Construire un plan de communication HSE-RSE qui parle à la fois aux dirigeants, aux managers et aux équipes terrain
- Marc Duvollet
- 10 janv.
- 2 min de lecture
La communication HSE-RSE échoue rarement parce qu’elle est mal écrite. Elle échoue parce qu’elle s’adresse à “tout le monde” de la même manière. Or les dirigeants, les managers et les équipes terrain n’ont ni les mêmes préoccupations, ni les mêmes leviers, ni le même quotidien. Un message unique finit donc par être un message flou. Et un message flou produit un résultat très prévisible : peu d’attention, peu d’appropriation, et une impression que “c’est encore une campagne”.
Un plan de communication efficace commence par un principe simple : la même démarche doit être racontée différemment selon la cible, tout en restant cohérente. Pour un dirigeant, la question centrale est la robustesse : quels risques majeurs menacent l’activité, quelles obligations deviennent critiques, quels investissements protègent, quelle réputation est en jeu, et quels indicateurs permettent de piloter sans se raconter d’histoires. Le dirigeant attend une vision synthétique et des arbitrages clairs.
Pour un manager, la question centrale est l’exécution : qu’est-ce que j’attends de mon équipe, qu’est-ce que je dois faire concrètement, comment je traite les écarts, comment je concilie sécurité, production et qualité, et comment je ne me retrouve pas seul face aux contradictions. Le manager attend des rituels, des outils simples, des exemples, et une preuve que l’organisation le soutient.
Pour les équipes terrain, la question centrale est le sens et l’équité : à quoi ça sert, est-ce que ça protège vraiment, est-ce que c’est applicable, est-ce qu’on écoute quand ça ne marche pas, et est-ce que les règles sont les mêmes pour tous (y compris intérimaires et sous-traitants). Le terrain attend du concret, du respect, et des décisions visibles.
À partir de là, la communication doit se structurer autour de preuves. Les messages qui fonctionnent sont ceux qui relient une intention à une action et à un résultat. Par exemple : “on a identifié un risque récurrent, voilà ce qu’on a changé, voilà ce qui s’améliore, et voilà ce qu’on attend maintenant.” Cette logique transforme la communication en outil de pilotage. Elle évite aussi un piège fréquent : parler beaucoup de grands engagements, et très peu des micro-changements qui rendent la prévention et la RSE réelles.
Un plan de communication HSE-RSE robuste s’appuie ensuite sur des points de contact réguliers, pas sur des “coups”. Il vaut mieux une cadence simple et stable (une info courte chaque semaine, une revue mensuelle avec résultats, un retour d’expérience partagé) qu’une grande campagne trimestrielle vite oubliée. La répétition crée la culture.
Enfin, la communication doit être reliée aux managers. Sans eux, elle ne descend pas.

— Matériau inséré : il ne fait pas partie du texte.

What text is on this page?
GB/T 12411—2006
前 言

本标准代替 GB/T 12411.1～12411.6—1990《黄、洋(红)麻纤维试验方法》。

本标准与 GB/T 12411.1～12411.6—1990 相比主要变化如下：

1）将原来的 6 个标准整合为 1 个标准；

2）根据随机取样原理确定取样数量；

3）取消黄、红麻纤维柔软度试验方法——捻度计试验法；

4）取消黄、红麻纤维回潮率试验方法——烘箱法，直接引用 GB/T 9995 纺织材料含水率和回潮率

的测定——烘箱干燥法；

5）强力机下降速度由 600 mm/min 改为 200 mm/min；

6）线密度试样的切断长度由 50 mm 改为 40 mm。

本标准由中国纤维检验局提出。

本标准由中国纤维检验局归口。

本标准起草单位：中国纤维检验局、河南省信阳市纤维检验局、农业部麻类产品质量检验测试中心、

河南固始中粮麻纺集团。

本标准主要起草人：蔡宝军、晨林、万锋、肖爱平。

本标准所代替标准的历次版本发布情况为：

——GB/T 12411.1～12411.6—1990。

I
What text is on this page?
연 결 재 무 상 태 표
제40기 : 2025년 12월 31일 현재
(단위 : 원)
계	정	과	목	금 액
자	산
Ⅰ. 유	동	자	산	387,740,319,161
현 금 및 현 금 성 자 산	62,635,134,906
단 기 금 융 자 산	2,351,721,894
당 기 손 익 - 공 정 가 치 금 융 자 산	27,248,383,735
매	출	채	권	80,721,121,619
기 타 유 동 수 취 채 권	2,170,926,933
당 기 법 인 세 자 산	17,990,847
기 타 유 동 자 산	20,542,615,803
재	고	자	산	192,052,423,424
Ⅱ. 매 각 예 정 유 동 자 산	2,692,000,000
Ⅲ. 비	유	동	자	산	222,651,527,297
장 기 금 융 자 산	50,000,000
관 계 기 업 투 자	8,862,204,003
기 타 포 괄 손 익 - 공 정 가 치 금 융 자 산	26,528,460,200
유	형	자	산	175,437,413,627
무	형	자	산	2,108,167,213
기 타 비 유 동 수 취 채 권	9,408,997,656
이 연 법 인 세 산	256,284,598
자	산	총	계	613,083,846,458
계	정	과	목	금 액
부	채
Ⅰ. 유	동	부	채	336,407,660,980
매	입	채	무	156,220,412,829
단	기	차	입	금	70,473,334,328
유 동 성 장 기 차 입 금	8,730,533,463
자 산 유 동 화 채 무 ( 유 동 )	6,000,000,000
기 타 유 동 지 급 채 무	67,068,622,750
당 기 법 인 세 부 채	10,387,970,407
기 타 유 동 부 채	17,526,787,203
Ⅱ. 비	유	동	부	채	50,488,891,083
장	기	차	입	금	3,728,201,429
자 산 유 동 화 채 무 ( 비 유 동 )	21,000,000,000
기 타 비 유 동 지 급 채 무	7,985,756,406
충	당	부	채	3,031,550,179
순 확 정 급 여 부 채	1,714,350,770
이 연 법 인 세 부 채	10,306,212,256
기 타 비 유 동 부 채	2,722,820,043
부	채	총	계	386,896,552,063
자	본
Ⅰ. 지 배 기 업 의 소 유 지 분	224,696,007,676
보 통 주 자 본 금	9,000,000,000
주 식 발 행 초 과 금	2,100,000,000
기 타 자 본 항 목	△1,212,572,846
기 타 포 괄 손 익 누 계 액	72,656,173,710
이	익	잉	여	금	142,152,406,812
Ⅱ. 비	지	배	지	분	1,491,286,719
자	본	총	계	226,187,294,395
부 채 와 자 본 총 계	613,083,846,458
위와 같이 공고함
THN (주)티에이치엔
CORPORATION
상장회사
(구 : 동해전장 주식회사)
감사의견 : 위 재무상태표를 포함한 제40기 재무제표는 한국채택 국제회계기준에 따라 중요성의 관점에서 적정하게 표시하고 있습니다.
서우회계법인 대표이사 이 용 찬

Cela implique de leur fournir des formats prêts à l’emploi : une minute sécurité utilisable, un message de brief, une histoire de retour d’expérience, un visuel simple, et surtout une consigne sur ce qu’on fait quand une remontée terrain arrive. Parce que le moment de vérité, ce n’est pas le poster. C’est la réaction de l’encadrement quand quelqu’un dit : “là, on est en risque”.
Conclusion
Un bon plan de communication HSE-RSE n’est pas une production de contenus. C’est une architecture : des messages adaptés aux décisions de chacun, des preuves visibles, une cadence régulière, et une organisation qui répond aux remontées. Quand ces éléments sont en place, la communication cesse d’être un décor. Elle devient un accélérateur de transformation.